24. lyndon420 (Posts: 4569; Member since: 11 Jul 2012)


You love your BB that's obvious...not trying to change that. I just can't shake the feeling that you probably didn't even read the entire article I showed you.

posted on 15 Jan 2016, 18:52 1

27. meanestgenius (Posts: 13104; Member since: 28 May 2014)


"I can't shake the feeling that you probably didn't even read the entire article I showed you."

If you believe that, then your feelings betray you. You'd never become a Jedi, that's for sure. However, I can't shake the feeling that you know precious little about BlackBerry and the solutions that they offer.

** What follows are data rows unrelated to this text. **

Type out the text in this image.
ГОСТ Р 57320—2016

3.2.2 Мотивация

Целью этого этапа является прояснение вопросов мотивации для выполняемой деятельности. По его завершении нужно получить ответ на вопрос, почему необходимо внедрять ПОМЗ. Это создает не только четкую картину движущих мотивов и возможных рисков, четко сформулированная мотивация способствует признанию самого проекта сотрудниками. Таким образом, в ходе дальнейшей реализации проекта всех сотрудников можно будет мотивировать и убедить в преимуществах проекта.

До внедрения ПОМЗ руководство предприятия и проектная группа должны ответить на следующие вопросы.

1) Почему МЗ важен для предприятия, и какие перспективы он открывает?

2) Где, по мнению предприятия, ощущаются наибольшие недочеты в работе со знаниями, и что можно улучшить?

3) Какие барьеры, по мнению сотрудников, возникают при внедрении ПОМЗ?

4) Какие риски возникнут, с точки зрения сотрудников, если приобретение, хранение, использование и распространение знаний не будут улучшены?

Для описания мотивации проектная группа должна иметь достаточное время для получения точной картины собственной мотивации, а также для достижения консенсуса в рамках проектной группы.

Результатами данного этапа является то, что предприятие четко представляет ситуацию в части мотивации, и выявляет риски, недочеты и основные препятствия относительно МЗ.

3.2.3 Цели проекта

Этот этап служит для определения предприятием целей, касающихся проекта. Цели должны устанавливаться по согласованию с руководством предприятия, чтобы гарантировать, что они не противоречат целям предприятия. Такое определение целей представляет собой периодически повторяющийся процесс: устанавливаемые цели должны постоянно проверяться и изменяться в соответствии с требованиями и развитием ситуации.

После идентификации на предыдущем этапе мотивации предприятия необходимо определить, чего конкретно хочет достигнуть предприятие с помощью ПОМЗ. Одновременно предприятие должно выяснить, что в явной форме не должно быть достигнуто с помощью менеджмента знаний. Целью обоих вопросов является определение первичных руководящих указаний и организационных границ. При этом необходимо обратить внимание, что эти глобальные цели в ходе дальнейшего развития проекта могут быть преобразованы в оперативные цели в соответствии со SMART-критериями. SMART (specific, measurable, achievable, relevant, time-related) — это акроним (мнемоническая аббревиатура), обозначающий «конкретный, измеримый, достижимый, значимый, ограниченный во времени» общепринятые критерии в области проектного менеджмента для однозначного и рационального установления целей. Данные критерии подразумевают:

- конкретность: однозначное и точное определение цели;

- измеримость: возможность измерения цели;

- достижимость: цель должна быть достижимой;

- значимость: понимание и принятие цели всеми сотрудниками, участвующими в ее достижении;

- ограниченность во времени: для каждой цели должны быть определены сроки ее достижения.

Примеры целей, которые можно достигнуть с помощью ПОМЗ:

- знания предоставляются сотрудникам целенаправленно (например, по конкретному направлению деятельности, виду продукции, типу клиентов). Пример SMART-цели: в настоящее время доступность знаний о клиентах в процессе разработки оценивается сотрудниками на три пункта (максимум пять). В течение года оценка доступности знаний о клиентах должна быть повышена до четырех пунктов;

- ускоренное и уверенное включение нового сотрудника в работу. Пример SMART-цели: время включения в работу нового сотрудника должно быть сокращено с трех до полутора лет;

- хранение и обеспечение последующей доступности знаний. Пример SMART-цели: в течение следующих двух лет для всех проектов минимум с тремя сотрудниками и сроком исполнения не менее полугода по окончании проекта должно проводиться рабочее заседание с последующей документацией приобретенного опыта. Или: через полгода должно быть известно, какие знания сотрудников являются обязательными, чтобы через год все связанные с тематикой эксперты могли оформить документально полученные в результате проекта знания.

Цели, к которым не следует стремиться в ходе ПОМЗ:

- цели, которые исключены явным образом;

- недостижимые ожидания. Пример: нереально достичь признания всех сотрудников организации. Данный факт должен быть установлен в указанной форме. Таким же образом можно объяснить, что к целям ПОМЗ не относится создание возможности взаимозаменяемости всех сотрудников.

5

Stick to your precious Android, dude. It's all you know, anyway.

In any event, this is extremely boring as these "one on one, vs" things go. You have your opinions, and I have mine. Leave it at that.

posted on 15 Jan 2016, 21:25

28. Mxyzptlk (Posts: 14310; Member since: 21 Apr 2012)


"You have your opinions, and I have mine. Leave it at that."

If only you took your own advice.

posted on 16 Jan 2016, 02:55 1

31. meanestgenius (Posts: 13104; Member since: 28 May 2014)


Says the guy that trolls anything he doesn't agree with or that doesn't suit his warped view of how things should be. Sod off, and seek your entertainment elsewhere. The adults in the room are having a conversation. You won't, and you'll continue to respond, no doubt mimicking what I typed, with your usual attention baiting tactics. But you know the drill. All you'll be met with is a "thanks for proving me right, you sanctimonious troll, now sod off and refer to comment__"

Go ahead and prove me to be right like I know you will. You're megalomania won't allow you to do otherwise.

posted on 16 Jan 2016, 08:03

32. meanestgenius (Posts: 13104; Member since: 28 May 2014)


*your

posted on 16 Jan 2016, 15:18

33. Mxyzptlk (Posts: 14310; Member since: 21 Apr 2012)


This is what happens when you're a hypocrite.